Chad Lee's "Send a Message to Congress" ad begins on a dark, depressing note. The Republican candidate for U.S. Representative tells voters in Wisconsin's 2nd Congressional District that the government is responsible for causing "historic unemployment" and sending "billions to Wall Street." The background music is eerie, and pictures flash of a sad old woman with bad skin and a sad old man with no hair. This is not an America anyone wants to live in.
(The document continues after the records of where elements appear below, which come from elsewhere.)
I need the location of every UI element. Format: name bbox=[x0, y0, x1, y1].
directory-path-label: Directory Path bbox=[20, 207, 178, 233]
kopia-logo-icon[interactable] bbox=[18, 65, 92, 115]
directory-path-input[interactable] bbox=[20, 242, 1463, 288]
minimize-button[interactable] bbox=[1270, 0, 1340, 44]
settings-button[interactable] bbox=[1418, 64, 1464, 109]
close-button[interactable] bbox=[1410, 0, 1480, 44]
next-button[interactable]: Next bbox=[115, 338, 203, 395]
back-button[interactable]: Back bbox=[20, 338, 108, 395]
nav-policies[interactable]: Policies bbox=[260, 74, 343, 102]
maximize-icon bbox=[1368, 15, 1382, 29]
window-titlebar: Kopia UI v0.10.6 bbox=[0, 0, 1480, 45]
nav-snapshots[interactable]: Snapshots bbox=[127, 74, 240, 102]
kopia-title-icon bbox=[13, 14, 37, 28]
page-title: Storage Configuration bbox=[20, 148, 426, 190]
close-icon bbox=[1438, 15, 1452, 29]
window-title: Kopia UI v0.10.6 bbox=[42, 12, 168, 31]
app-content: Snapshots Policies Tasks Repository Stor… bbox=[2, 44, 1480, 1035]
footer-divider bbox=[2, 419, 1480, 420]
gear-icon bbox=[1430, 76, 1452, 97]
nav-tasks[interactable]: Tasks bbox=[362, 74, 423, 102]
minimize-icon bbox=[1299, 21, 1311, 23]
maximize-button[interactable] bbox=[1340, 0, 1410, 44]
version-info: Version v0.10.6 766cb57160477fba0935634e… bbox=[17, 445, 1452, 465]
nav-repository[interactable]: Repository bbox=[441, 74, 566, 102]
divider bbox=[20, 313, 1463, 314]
Then Lee shows slow-motion footage of his opponent, Democratic incumbent Tammy Baldwin. Baldwin is dancing her heart out with an ecstatic smile, raised arms and bouncing breasts. She's flanked by two equally happy women in campy wigs, one of whom toots a trumpet. "Tammy Baldwin's having a ball borrowing and spending in Congress while Wisconsin families foot the bill!" the narrator says. The deeply unfair implication is that Baldwin parties hearty in response to her constituents' hard times.
Halfway through the ad, Lee appears onscreen himself in a starchy shirt and tie, denouncing "destabilizing debt." A banal synthesizer burbles on the soundtrack as Lee strolls stiffly through an otherwise empty wooded area.
I'm almost certain Lee wants us to see him as the preferable choice here. Did he not realize that he's made dancing with Tammy Baldwin look much more fun than strolling with him?